Ataques de drones em Moscou pressionam Putin e ameaçam eleições
Drones em Moscou ameaçam eleições e pressionam Putin

Novos ataques com drones contra a capital russa intensificaram a pressão sobre o presidente Vladimir Putin, colocando em risco a realização das eleições legislativas previstas para setembro. O prefeito de Moscou afirmou que 60 drones foram interceptados desde a noite de segunda-feira, enquanto o Kremlin confirmou que pode recorrer à importação de combustível para mitigar a crise.

Interceptação recorde de drones

Em pronunciamento oficial, o prefeito de Moscou declarou que as defesas aéreas da cidade abateram 60 drones ucranianos desde o início dos ataques. As aeronaves não tripuladas atingiram residências em Yegoryevsk, conforme imagens divulgadas pelo Telegram. A capital, antes considerada relativamente imune ao conflito, agora enfrenta tensões crescentes com a proximidade dos combates.

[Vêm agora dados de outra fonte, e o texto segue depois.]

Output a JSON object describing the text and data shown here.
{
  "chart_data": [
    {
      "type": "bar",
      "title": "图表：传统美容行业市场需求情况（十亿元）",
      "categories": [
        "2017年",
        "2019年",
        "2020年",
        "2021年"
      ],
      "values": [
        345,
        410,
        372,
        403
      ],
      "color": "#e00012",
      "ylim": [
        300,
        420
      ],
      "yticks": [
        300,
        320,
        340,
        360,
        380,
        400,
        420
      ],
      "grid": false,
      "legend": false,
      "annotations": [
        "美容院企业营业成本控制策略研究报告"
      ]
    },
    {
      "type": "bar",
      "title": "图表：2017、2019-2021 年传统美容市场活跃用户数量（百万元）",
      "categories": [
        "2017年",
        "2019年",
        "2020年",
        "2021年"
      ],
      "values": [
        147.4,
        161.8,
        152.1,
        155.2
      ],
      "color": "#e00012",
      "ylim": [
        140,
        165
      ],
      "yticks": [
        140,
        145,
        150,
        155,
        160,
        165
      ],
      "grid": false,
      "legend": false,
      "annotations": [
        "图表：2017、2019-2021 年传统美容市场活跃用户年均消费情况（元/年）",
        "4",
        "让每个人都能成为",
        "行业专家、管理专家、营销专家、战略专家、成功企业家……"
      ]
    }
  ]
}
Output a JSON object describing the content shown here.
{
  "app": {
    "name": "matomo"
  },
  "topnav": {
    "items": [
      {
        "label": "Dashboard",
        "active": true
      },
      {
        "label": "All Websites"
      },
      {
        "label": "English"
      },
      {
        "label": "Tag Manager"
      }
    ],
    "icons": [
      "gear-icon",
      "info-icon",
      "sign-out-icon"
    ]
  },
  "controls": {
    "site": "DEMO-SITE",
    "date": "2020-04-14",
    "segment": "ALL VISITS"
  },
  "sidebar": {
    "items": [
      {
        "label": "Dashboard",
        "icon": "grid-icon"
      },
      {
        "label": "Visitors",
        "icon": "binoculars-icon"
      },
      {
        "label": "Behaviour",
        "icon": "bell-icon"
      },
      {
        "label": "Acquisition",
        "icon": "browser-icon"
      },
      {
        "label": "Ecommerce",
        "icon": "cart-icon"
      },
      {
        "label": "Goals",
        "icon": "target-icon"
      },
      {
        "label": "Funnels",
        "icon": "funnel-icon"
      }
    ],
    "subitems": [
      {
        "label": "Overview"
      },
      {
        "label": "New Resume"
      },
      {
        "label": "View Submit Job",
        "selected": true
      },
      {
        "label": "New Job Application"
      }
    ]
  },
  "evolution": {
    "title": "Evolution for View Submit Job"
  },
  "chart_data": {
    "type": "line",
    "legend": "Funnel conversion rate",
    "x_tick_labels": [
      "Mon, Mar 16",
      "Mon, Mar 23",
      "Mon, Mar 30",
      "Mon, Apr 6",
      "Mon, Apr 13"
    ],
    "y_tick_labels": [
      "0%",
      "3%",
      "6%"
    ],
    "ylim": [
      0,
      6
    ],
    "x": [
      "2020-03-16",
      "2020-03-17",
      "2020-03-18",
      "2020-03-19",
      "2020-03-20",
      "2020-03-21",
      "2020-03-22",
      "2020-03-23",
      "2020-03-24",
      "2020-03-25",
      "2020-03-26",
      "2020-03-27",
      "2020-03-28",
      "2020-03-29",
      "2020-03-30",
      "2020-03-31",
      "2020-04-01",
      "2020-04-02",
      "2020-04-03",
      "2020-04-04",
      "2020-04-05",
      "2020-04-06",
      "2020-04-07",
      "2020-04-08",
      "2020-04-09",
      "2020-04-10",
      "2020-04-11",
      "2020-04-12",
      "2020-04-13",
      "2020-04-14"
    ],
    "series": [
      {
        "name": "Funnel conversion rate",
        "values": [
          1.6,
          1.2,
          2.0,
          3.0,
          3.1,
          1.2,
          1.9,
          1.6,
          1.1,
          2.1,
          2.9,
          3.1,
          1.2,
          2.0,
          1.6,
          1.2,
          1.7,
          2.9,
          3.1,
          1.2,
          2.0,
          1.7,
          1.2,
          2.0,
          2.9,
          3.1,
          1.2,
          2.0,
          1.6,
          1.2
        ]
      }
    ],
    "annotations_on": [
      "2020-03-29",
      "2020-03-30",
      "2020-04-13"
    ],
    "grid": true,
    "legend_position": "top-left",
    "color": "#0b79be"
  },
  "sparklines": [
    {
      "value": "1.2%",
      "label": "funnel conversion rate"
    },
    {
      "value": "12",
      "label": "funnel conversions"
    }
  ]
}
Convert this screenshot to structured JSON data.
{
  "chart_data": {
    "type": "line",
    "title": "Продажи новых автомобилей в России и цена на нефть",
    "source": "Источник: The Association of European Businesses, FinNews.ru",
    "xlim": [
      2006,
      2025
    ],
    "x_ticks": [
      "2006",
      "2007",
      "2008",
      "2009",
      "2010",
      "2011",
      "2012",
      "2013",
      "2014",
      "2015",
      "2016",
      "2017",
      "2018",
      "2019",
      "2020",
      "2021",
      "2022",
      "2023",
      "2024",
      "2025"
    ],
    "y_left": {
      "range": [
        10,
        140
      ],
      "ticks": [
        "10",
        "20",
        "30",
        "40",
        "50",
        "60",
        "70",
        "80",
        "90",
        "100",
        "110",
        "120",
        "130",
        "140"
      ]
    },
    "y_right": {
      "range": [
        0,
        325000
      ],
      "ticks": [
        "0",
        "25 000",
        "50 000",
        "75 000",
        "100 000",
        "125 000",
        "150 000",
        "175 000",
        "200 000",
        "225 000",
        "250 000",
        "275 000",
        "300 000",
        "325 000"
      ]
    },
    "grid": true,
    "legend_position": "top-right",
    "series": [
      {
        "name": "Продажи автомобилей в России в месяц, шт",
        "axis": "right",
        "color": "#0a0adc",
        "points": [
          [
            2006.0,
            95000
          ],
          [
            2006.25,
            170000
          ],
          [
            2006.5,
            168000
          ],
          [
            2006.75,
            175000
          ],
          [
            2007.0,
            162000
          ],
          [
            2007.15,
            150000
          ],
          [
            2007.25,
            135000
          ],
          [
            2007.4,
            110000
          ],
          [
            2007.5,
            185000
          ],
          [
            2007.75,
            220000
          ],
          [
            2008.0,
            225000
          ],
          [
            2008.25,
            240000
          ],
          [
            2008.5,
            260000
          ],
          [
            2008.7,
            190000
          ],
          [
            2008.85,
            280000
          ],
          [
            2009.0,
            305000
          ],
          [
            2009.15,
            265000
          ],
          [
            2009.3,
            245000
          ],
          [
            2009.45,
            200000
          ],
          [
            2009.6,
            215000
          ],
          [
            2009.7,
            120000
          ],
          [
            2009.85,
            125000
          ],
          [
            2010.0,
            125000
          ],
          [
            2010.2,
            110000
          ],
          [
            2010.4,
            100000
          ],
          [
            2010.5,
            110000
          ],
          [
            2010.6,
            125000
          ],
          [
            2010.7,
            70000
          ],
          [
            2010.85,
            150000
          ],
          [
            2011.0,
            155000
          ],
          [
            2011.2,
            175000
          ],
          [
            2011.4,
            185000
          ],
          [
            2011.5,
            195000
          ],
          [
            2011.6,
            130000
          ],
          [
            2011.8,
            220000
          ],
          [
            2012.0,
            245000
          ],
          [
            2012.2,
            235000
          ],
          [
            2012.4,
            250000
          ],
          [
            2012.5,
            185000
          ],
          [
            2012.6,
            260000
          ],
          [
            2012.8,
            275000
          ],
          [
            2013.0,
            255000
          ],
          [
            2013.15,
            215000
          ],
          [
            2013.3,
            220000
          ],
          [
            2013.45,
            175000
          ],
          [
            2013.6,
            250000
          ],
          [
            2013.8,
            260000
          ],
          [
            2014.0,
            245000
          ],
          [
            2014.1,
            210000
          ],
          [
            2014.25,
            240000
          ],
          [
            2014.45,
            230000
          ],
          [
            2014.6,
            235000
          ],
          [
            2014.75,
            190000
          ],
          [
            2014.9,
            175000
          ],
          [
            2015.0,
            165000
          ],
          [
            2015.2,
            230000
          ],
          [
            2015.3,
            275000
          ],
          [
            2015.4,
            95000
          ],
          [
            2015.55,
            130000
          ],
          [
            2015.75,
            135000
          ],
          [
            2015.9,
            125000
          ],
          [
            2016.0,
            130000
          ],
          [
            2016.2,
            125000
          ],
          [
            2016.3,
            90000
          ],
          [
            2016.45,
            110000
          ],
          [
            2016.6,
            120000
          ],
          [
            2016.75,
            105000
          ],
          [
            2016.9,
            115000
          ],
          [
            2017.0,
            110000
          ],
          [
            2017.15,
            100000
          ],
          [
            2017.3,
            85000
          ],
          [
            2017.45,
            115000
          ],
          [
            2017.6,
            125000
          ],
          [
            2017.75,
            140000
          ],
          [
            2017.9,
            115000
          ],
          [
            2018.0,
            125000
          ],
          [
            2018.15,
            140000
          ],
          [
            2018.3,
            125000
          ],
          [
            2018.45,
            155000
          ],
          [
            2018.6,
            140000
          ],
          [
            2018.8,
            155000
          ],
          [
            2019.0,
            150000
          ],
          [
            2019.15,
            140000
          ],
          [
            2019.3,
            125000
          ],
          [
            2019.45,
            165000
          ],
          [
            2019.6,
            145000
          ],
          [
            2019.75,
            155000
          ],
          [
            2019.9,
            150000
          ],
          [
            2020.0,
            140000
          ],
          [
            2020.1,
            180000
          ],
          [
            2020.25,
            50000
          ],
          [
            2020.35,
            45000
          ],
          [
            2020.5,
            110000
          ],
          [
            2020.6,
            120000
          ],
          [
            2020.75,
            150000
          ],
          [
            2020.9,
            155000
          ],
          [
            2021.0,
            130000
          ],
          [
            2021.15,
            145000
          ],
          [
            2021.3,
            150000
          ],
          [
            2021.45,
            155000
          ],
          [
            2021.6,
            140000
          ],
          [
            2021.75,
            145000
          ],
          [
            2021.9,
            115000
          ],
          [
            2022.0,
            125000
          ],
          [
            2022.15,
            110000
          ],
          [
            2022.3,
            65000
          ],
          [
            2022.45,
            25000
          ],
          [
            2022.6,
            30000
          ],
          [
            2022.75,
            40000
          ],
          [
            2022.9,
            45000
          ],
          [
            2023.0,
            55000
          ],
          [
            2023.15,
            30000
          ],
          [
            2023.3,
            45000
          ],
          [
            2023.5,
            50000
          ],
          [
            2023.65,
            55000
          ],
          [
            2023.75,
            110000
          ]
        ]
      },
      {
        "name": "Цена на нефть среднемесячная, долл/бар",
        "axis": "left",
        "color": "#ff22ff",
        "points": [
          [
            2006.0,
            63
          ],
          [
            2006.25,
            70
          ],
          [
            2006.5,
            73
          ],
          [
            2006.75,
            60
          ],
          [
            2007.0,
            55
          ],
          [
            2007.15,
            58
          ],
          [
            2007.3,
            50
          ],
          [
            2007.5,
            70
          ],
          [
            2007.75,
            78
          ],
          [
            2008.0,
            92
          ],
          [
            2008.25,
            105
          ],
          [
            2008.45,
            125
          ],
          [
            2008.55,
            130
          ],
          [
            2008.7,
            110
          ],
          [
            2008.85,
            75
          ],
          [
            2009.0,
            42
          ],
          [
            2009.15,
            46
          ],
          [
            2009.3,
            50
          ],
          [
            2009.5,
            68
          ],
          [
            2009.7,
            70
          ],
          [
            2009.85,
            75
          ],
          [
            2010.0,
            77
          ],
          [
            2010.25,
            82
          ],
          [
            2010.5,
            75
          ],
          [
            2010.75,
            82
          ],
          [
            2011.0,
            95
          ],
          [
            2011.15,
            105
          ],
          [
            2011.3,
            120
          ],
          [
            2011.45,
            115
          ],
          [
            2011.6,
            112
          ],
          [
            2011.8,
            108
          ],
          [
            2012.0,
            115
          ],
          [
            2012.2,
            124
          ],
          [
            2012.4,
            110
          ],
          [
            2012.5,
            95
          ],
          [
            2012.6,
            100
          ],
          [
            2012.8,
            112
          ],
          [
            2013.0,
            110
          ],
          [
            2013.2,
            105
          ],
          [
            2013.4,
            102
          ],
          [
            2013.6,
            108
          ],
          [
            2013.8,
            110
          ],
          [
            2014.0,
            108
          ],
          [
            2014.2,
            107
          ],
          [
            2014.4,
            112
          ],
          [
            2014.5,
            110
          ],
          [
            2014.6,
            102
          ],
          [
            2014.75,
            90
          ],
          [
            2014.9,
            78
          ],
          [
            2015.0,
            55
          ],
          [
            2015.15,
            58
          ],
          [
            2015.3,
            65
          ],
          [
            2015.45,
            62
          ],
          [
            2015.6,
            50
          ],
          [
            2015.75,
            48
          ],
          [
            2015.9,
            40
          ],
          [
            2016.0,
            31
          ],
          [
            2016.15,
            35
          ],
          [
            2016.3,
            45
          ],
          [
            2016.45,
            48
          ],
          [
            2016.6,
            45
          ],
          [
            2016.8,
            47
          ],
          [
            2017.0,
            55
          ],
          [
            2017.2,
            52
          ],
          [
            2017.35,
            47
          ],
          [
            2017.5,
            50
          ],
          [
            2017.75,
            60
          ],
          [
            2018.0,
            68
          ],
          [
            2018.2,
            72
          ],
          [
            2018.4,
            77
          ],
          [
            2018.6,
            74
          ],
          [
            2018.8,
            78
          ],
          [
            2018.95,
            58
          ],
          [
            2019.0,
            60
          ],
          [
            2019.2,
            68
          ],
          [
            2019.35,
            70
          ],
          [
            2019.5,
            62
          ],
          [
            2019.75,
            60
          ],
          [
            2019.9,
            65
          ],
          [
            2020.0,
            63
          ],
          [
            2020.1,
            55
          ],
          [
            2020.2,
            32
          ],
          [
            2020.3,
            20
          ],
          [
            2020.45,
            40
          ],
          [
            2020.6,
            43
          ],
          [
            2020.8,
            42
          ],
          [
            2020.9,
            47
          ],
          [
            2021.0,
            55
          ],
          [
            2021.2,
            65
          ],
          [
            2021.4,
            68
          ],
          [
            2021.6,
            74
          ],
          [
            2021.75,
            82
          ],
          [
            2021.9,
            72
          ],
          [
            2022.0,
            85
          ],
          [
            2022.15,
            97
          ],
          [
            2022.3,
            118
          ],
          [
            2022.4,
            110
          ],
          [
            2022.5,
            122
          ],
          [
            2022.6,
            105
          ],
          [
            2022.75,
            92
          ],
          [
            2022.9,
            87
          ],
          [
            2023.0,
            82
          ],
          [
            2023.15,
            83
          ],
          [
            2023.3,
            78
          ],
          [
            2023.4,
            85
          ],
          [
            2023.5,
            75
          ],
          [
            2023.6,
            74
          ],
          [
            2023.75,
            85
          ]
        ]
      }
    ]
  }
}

Crise de combustível e possível adiamento eleitoral

Os ataques a refinarias russas agravaram a escassez de gasolina, levando o Kremlin a estudar a importação do produto para estabilizar o mercado interno. Fontes do governo indicam que, se a situação não for controlada, as eleições legislativas marcadas para setembro poderão ser adiadas. A medida seria inédita e reflete o impacto estratégico dos drones ucranianos na infraestrutura energética russa.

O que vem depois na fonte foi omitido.